A comparison of patients’ and physicians’ assessments of disease activity using the Swedish version of the Systemic Lupus Activity Questionnaire

Objectives: We compared patients’ assessments of systemic lupus erythematosus (SLE) disease activity by a Swedish version of the Systemic Lupus Activity Questionnaire (SLAQ) with physicians’ assessments by the Systemic Lupus Activity Measure (SLAM) and Systemic Lupus Erythematosus Disease Activity Index 2000 (SLEDAI-2K). We also explored the performance of the SLAQ in patients with short (< 1 year) versus long (≥ 1 year) disease duration.

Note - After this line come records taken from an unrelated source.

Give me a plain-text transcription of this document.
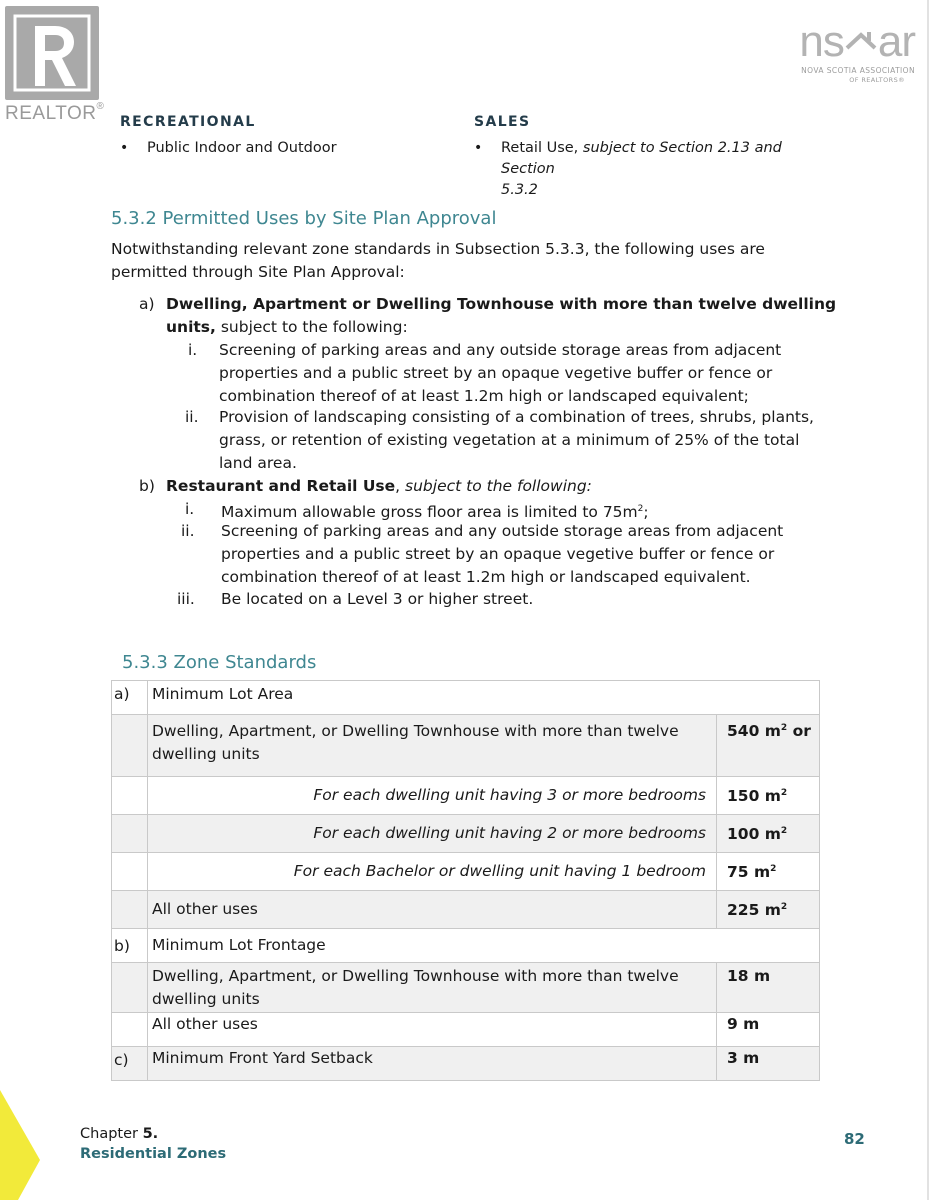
REALTOR®
ns ar
NOVA SCOTIA ASSOCIATION
OF REALTORS®
RECREATIONAL	SALES
• Public Indoor and Outdoor	• Retail Use, subject to Section 2.13 and Section
5.3.2
5.3.2 Permitted Uses by Site Plan Approval
Notwithstanding relevant zone standards in Subsection 5.3.3, the following uses are
permitted through Site Plan Approval:
a) Dwelling, Apartment or Dwelling Townhouse with more than twelve dwelling
units, subject to the following:
i. Screening of parking areas and any outside storage areas from adjacent
properties and a public street by an opaque vegetive buffer or fence or
combination thereof of at least 1.2m high or landscaped equivalent;
ii. Provision of landscaping consisting of a combination of trees, shrubs, plants,
grass, or retention of existing vegetation at a minimum of 25% of the total
land area.
b) Restaurant and Retail Use, subject to the following:
i. Maximum allowable gross floor area is limited to $75m^2$;
ii. Screening of parking areas and any outside storage areas from adjacent
properties and a public street by an opaque vegetive buffer or fence or
combination thereof of at least 1.2m high or landscaped equivalent.
iii. Be located on a Level 3 or higher street.
5.3.3 Zone Standards
a)	Minimum Lot Area	
	Dwelling, Apartment, or Dwelling Townhouse with more than twelve
dwelling units	540 $m^2$ or
	For each dwelling unit having 3 or more bedrooms	150 $m^2$
	For each dwelling unit having 2 or more bedrooms	100 $m^2$
	For each Bachelor or dwelling unit having 1 bedroom	75 $m^2$
	All other uses	225 $m^2$
b)	Minimum Lot Frontage	
	Dwelling, Apartment, or Dwelling Townhouse with more than twelve
dwelling units	18 m
	All other uses	9 m
c)	Minimum Front Yard Setback	3 m
Chapter 5.
Residential Zones
82
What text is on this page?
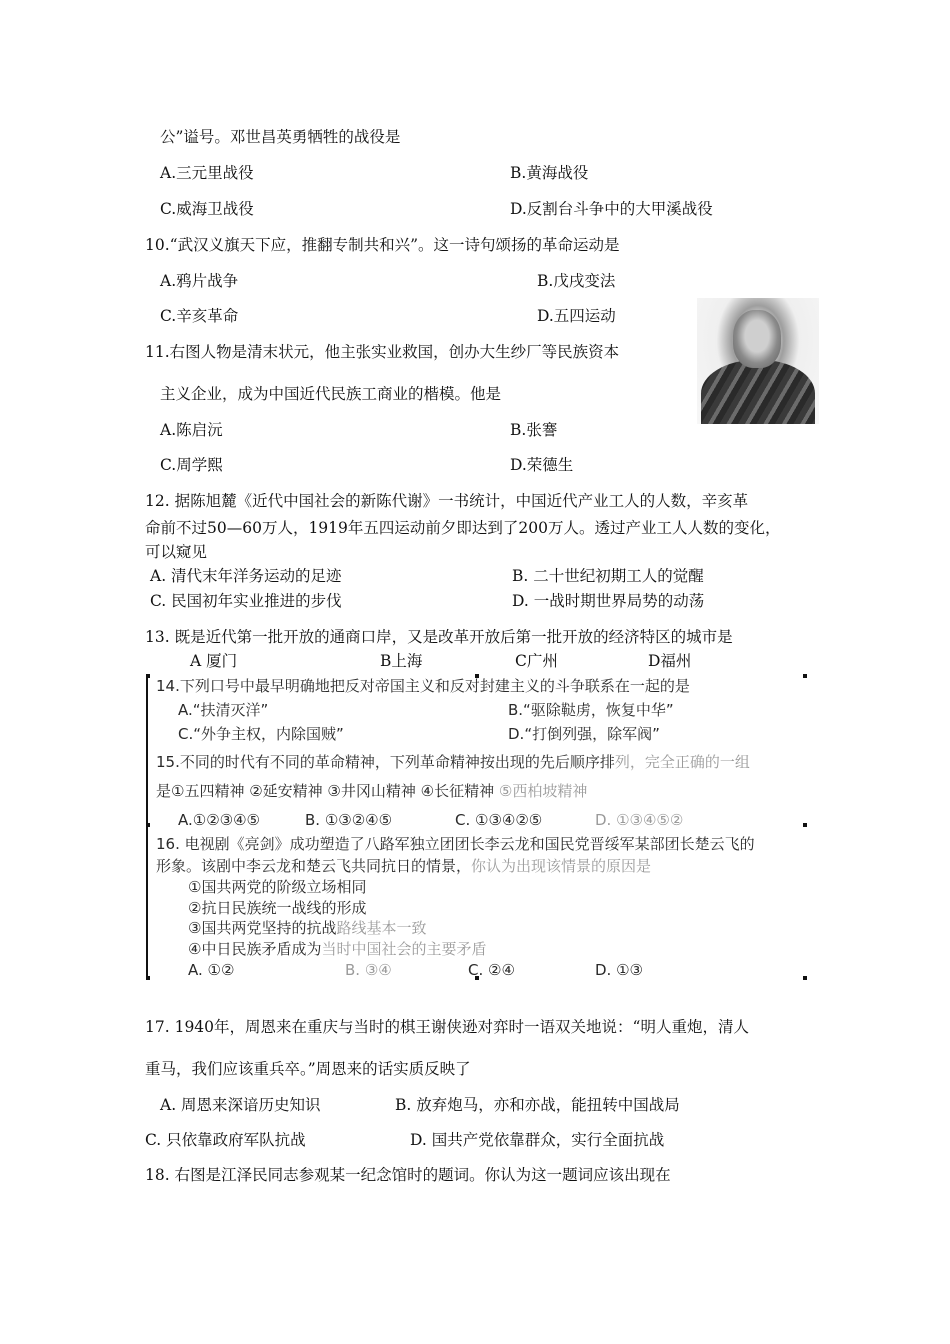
公”谥号。邓世昌英勇牺牲的战役是
A.三元里战役	B.黄海战役
C.威海卫战役	D.反割台斗争中的大甲溪战役
10.“武汉义旗天下应，推翻专制共和兴”。这一诗句颂扬的革命运动是
A.鸦片战争	B.戊戌变法
C.辛亥革命	D.五四运动
11.右图人物是清末状元，他主张实业救国，创办大生纱厂等民族资本
主义企业，成为中国近代民族工商业的楷模。他是
A.陈启沅	B.张謇
C.周学熙	D.荣德生
12. 据陈旭麓《近代中国社会的新陈代谢》一书统计，中国近代产业工人的人数，辛亥革
命前不过50—60万人，1919年五四运动前夕即达到了200万人。透过产业工人人数的变化，
可以窥见
A. 清代末年洋务运动的足迹	B. 二十世纪初期工人的觉醒
C. 民国初年实业推进的步伐	D. 一战时期世界局势的动荡
13. 既是近代第一批开放的通商口岸，又是改革开放后第一批开放的经济特区的城市是
A 厦门	B上海	C广州	D福州
14.下列口号中最早明确地把反对帝国主义和反对封建主义的斗争联系在一起的是
A.“扶清灭洋”	B.“驱除鞑虏，恢复中华”
C.“外争主权，内除国贼”	D.“打倒列强，除军阀”
15.不同的时代有不同的革命精神，下列革命精神按出现的先后顺序排列，完全正确的一组
是①五四精神 ②延安精神 ③井冈山精神 ④长征精神 ⑤西柏坡精神
A.①②③④⑤	B. ①③②④⑤	C. ①③④②⑤	D. ①③④⑤②
16. 电视剧《亮剑》成功塑造了八路军独立团团长李云龙和国民党晋绥军某部团长楚云飞的
形象。该剧中李云龙和楚云飞共同抗日的情景，你认为出现该情景的原因是
①国共两党的阶级立场相同
②抗日民族统一战线的形成
③国共两党坚持的抗战路线基本一致
④中日民族矛盾成为当时中国社会的主要矛盾
A. ①②	B. ③④	C. ②④	D. ①③
17. 1940年，周恩来在重庆与当时的棋王谢侠逊对弈时一语双关地说：“明人重炮，清人
重马，我们应该重兵卒。”周恩来的话实质反映了
A. 周恩来深谙历史知识	B. 放弃炮马，亦和亦战，能扭转中国战局
C. 只依靠政府军队抗战	D. 国共产党依靠群众，实行全面抗战
18. 右图是江泽民同志参观某一纪念馆时的题词。你认为这一题词应该出现在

Method: Patients filled out the SLAQ before physicians’ assessments. Correlations between SLAQ total, subscales (Symptom score, Flares, Patients global) and SLAM and SLEDAI-2K, as well as between the corresponding items in SLAQ and SLAM, were evaluated using Spearman’s ρ. Comparisons between patients with different disease durations were performed with Mann–Whitney U or chi-squared tests.

Results: We included 203 patients (79% women), with a median age of 45 years [interquartile range (IQR) 33–57 years] and disease duration of 5 years (IQR 0–14 years). Correlations between physicians‘ SLAM without laboratory items (SLAM-nolab) and patients’ assessments were: SLAQ total, ρ = 0.685, Symptom score, ρ = 0.651, Flares, ρ = 0.547, and Patients global, ρ = 0.600. Of the symptom items, fatigue (ρ = 0.640), seizures (ρ = 0.635), and headache (ρ = 0.604) correlated most closely. Neurology/stroke syndrome, skin, and lymphadenopathy correlated less well (ρ < 0.24). Patients’ and physicians’ assessments were notably more discordant for patients with short disease durations.

Conclusion: We confirm that the SLAQ can be used to monitor disease activity. However, the discrepancy between patients’ and physicians’ assessments was greater for patients with short versus long disease duration. We encourage further use of the SLAQ, but would like to develop a shorter version which would be valuable in modern, partly web-based, clinical care.